We can use the predict
function to predict the values:
x1 <- seq(0, 1, 0.01)
mean_x2 <- mean(data1$x2)
x2 <- rep(mean_x2, length(x1))
newdata <- data.frame(x1=x1, x2=x2)
predictions <- predict(reduced_model1, newdata=newdata, interval="confidence")
And then we can plot the values:
plot(data1$x1, data1$y, pch=16, xlab="x1", ylab="y", main="Fitted Line with 95% Intervals")
lines(newdata$x1, predictions[, "fit"], col="blue", lwd=2)
lines(newdata$x1, predictions[, "lwr"], col="red", lty=2)
lines(newdata$x1, predictions[, "upr"], col="red", lty=2)
legend("topleft", legend=c("Fitted Line", "95% CI"), col=c("blue", "red"), lty=c(1, 2), lwd=2)
And the output is:
Exercise 2: MLR simulation exercise¶
The following measurements have been obtained in a study:
You may copy the following lines into R to load the data
data2 <- data.frame(
y=c(9.29,12.67,12.42,0.38,20.77,9.52,2.38,7.46),
x1=c(1.00,2.00,3.00,4.00,5.00,6.00,7.00,8.00),
x2=c(4.00,12.00,16.00,8.00,32.00,24.00,20.00,28.00)
)
a. Plot the observed values of y as a function of x1 and x2. Does it seem reasonable that either x1 or x2 can describe the variation in y?
# Load data
data2 <- data.frame(
y=c(9.29,12.67,12.42,0.38,20.77,9.52,2.38,7.46),
x1=c(1.00,2.00,3.00,4.00,5.00,6.00,7.00,8.00),
x2=c(4.00,12.00,16.00,8.00,32.00,24.00,20.00,28.00)
)
# Create scatter plots
par(mfrow=c(1,2)) # Arrange plots in a 1x2 grid
# Scatter plot for y vs x1
plot(data2$x1, data2$y, main="y vs x1", xlab="x1", ylab="y", pch=16)
# Scatter plot for y vs x2
plot(data2$x2, data2$y, main="y vs x2", xlab="x2", ylab="y", pch=16)
b.
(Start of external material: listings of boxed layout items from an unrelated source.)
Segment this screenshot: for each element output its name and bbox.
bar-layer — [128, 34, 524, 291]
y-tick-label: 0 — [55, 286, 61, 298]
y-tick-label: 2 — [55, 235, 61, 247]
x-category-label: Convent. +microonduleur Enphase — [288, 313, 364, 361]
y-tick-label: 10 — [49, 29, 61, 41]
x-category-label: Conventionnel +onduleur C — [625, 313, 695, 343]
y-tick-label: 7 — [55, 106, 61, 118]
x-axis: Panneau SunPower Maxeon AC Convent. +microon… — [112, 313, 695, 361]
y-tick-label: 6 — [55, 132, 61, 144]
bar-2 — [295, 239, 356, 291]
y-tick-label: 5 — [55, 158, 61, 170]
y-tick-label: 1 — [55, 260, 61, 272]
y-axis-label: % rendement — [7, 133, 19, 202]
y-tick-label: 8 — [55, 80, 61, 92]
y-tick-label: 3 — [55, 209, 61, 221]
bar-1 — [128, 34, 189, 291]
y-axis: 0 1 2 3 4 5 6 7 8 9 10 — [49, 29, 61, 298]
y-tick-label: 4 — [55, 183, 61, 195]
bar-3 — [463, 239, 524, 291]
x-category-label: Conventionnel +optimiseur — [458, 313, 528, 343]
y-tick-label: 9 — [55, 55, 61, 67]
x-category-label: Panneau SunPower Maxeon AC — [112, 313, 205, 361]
Estimate the parameters for the two models \(Yi = β0 + β1x1,i + єi, єi~N(0,σ2)\) And \(Yi = β0 + β1x2,i + єi, єi~N(0,σ2)\) and report the 95% confidence intervals for the parameters. Are any of the parameters significantly different from zero on a 95% confidence level?
# Fit the model for y ~ x1
fit_x1 <- lm(y ~ x1, data=data2)
conf_intervals_x1 <- confint(fit_x1, level=0.95)
# Fit the model for y ~ x2
fit_x2 <- lm(y ~ x2, data=data2)
conf_intervals_x2 <- confint(fit_x2, level=0.95)
# Display the results
list(conf_intervals_x1=conf_intervals_x1, conf_intervals_x2=conf_intervals_x2)
And the output is:
$conf_intervals_x1
2.5 % 97.5 %
(Intercept) -0.5426374 24.897637
x1 -3.1447959 1.893129
$conf_intervals_x2
2.5 % 97.5 %
(Intercept) -7.5580921 15.9659492
x2 -0.2957889 0.8688246
So the 95% confidence intervals are:
We notice that \(B_0\) at 95% is significantly different from zero, while the other three numbers are relatively close to zero.